Soil Scientist Verlan Cochran, Agronomist Dr. Robert Kolberg and Microbiologist Dr. TheCan Caesar presented several papers at the combined annual meeting of the American Society of Agronomy, Crop Science Society of America and the Soil Sciences of America held in Minneapolis, MN during November. Two of these papers were jointly authored by Kolberg and Cochran: "Integrating alternative crops into no-till dryland rotations in the Northern Great Plains: Plant production comparisons with small grains" and "The effect of integrating alternative crops into no-till dryland systems on soil C and N and water use." An additional paper on the "Effects of tillage and cropping intensity on soil quality in the semi-arid Northern Great Plains" was co-authored by all three researchers.

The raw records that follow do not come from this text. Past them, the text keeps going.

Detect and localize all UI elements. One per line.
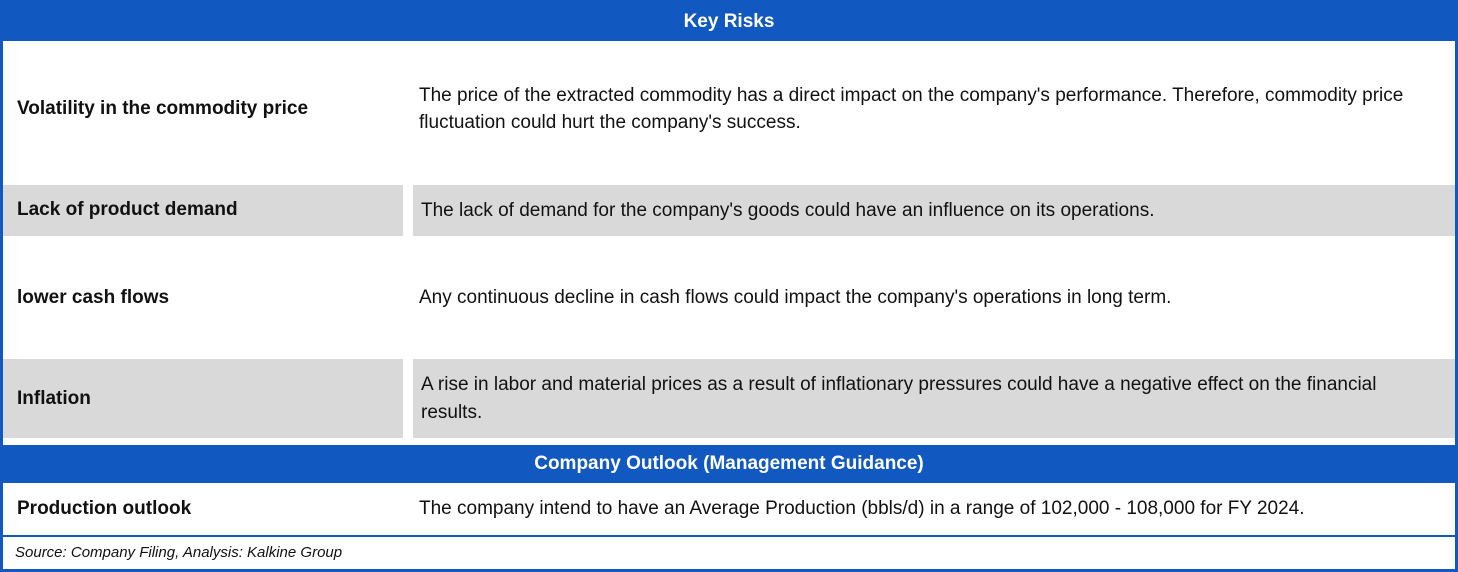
outlook-label: Production outlook	[17, 498, 192, 520]
source-note: Source: Company Filing, Analysis: Kalkin…	[3, 535, 1455, 569]
risk-label: lower cash flows	[17, 286, 170, 308]
key-risks-header: Key Risks	[3, 3, 1455, 41]
column-gutter	[403, 41, 413, 178]
company-outlook-header: Company Outlook (Management Guidance)	[3, 445, 1455, 484]
table-row: Production outlook The company intend to…	[3, 483, 1455, 535]
key-risks-rows: Volatility in the commodity price The pr…	[3, 41, 1455, 445]
risk-description: The lack of demand for the company's goo…	[413, 184, 1455, 237]
risk-description: The price of the extracted commodity has…	[419, 84, 1404, 134]
column-gutter	[403, 359, 413, 439]
table-row: Volatility in the commodity price The pr…	[3, 41, 1455, 178]
risk-description: Any continuous decline in cash flows cou…	[419, 287, 1172, 309]
column-gutter	[403, 184, 413, 237]
risk-label: Inflation	[3, 359, 403, 439]
table-row: Lack of product demand The lack of deman…	[3, 184, 1455, 237]
risk-label: Lack of product demand	[3, 184, 403, 237]
table-row: lower cash flows Any continuous decline …	[3, 243, 1455, 353]
table-row: Inflation A rise in labor and material p…	[3, 359, 1455, 439]
risk-description: A rise in labor and material prices as a…	[413, 359, 1455, 439]
column-gutter	[403, 483, 413, 535]
risk-label: Volatility in the commodity price	[17, 98, 309, 120]
outlook-description: The company intend to have an Average Pr…	[419, 498, 1305, 520]
column-gutter	[403, 243, 413, 353]
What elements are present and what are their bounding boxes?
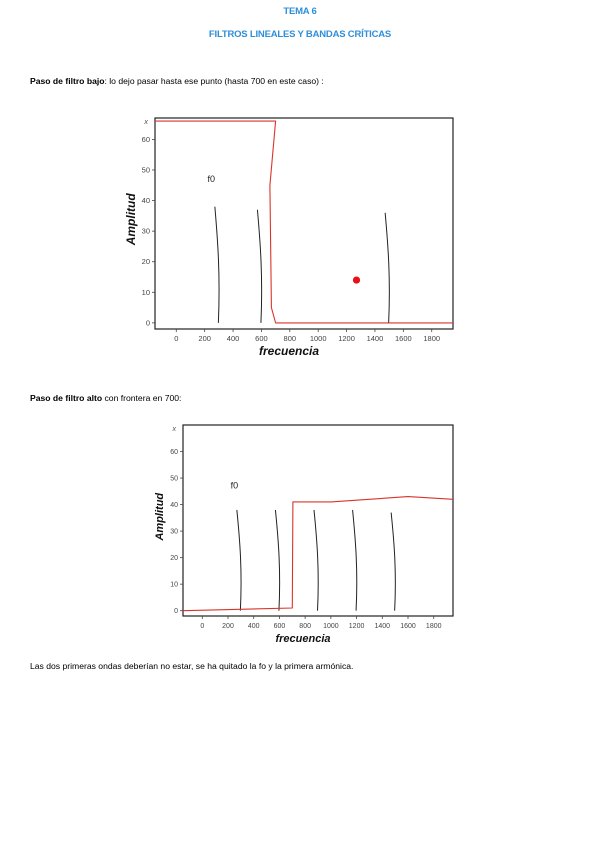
x-tick-label: 1000 (323, 623, 339, 630)
low-pass-description: : lo dejo pasar hasta ese punto (hasta 7… (104, 76, 324, 86)
y-tick-label: 10 (170, 582, 178, 589)
x-tick-label: 0 (174, 334, 178, 343)
plot-frame (154, 117, 454, 330)
y-tick-label: 30 (170, 529, 178, 536)
f0-annotation: f0 (231, 481, 239, 491)
y-tick-label: 30 (142, 227, 150, 236)
filter-response-line (182, 496, 454, 612)
filter-response-line (155, 120, 453, 324)
x-tick-label: 1600 (400, 623, 416, 630)
x-tick-label: 400 (248, 623, 260, 630)
harmonic-line (390, 512, 396, 611)
x-tick-label: 1200 (349, 623, 365, 630)
x-tick-label: 1200 (338, 334, 355, 343)
y-axis-label: Amplitud (124, 193, 138, 247)
harmonic-line (384, 212, 390, 323)
y-axis-label: Amplitud (154, 493, 166, 542)
y-tick-label: 0 (146, 318, 150, 327)
y-tick-label: 50 (170, 476, 178, 483)
harmonic-line (313, 509, 319, 611)
high-pass-chart: 0 10 20 30 40 50 60 x 0 200 400 600 800 1000 1200 1400 1… (154, 424, 454, 645)
high-pass-description: con frontera en 700: (102, 393, 182, 403)
harmonic-line (256, 209, 263, 323)
harmonic-line (214, 206, 220, 323)
y-axis-top-label: x (172, 426, 177, 433)
harmonic-line (236, 509, 242, 611)
x-tick-label: 1400 (374, 623, 390, 630)
f0-annotation: f0 (208, 174, 216, 184)
y-tick-label: 50 (142, 165, 150, 174)
y-tick-label: 60 (142, 135, 150, 144)
x-axis-label: frecuencia (275, 633, 330, 645)
y-tick-label: 40 (142, 196, 150, 205)
x-tick-label: 1800 (423, 334, 440, 343)
x-tick-label: 800 (299, 623, 311, 630)
x-axis-label: frecuencia (259, 344, 319, 358)
y-tick-label: 0 (174, 608, 178, 615)
x-tick-label: 400 (227, 334, 240, 343)
page-subtitle: FILTROS LINEALES Y BANDAS CRÍTICAS (208, 29, 392, 40)
y-tick-label: 10 (142, 288, 150, 297)
x-tick-label: 800 (284, 334, 297, 343)
high-pass-heading: Paso de filtro alto (30, 393, 103, 403)
x-tick-label: 1000 (310, 334, 327, 343)
harmonic-line (352, 509, 358, 611)
high-pass-paragraph: Paso de filtro alto con frontera en 700: (30, 393, 181, 403)
x-tick-label: 1600 (395, 334, 412, 343)
x-tick-label: 600 (274, 623, 286, 630)
x-tick-label: 600 (255, 334, 268, 343)
harmonic-line (274, 509, 281, 611)
low-pass-paragraph: Paso de filtro bajo: lo dejo pasar hasta… (30, 76, 324, 86)
y-tick-label: 40 (170, 502, 178, 509)
x-tick-label: 0 (200, 623, 204, 630)
red-dot-marker (352, 276, 361, 284)
y-tick-label: 20 (142, 257, 150, 266)
y-axis-top-label: x (143, 117, 148, 126)
y-tick-label: 20 (170, 555, 178, 562)
low-pass-heading: Paso de filtro bajo (30, 76, 105, 86)
x-tick-label: 1800 (426, 623, 442, 630)
low-pass-chart: 0 10 20 30 40 50 60 x 0 200 400 600 800 1000 1200 1400 1… (124, 117, 454, 358)
x-tick-label: 1400 (367, 334, 384, 343)
conclusion-paragraph: Las dos primeras ondas deberían no estar… (30, 661, 354, 671)
page-title: TEMA 6 (283, 6, 317, 17)
x-tick-label: 200 (198, 334, 211, 343)
y-tick-label: 60 (170, 449, 178, 456)
x-tick-label: 200 (222, 623, 234, 630)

A fourth entitled "Generation of antibodies for soil-aggregating basidiomycete detection as an early indicator of soil quality" was co-authored by Caesar and Cochran in conjunction with Chemist W.L. Shelver (USDA-ARS, Fargo, ND) and University of Wyoming scientist R.G. Thorn.
On November 6, Research Insect Pathologist Dr. Stefan T. Jaronski gave a presentation to the Gallatin Gardeners in Bozeman, MT regarding recent advances in insect control for the greenhouse environment. These new tools for greenhouse growers rely on fungi and nematodes rather than insecticides. Over the past few years, several fungus-based and nematode-based products have entered the commercial scene. The 25+ members of the audience were highly interested in the new methodologies and considerable discussion ensued. Prior to joining ARS this year, Dr. Jaronski was involved in the commercialization of one of the fungal products.
On November 15, TEAM Leafy Spurge coordinator Chad Prosser spoke at the 56th Annual Wyoming Weed & Pest Conference & Business Meeting in Casper, Wyoming. Prosser gave a presentation to more than 130 Wyoming weed and pest officers on the overall program as well as new advances regarding biological control of leafy spurge. TEAM Leafy Spurge also distributed a significant quantity of printed materials on leafy spurge and integrated pest management (IPM) to the weed inspectors, supervisors and other interested persons in attendance. Prosser took this opportunity to network with Wyoming weed control officers and weed board members, as well as personnel from the Wyoming Department of Agriculture and the University of Wyoming. TEAM Leafy Spurge, a five-year IPM research and demonstration program funded by ARS, is committed to collaboration in order to achieve the ultimate objective of controlling leafy spurge in North America.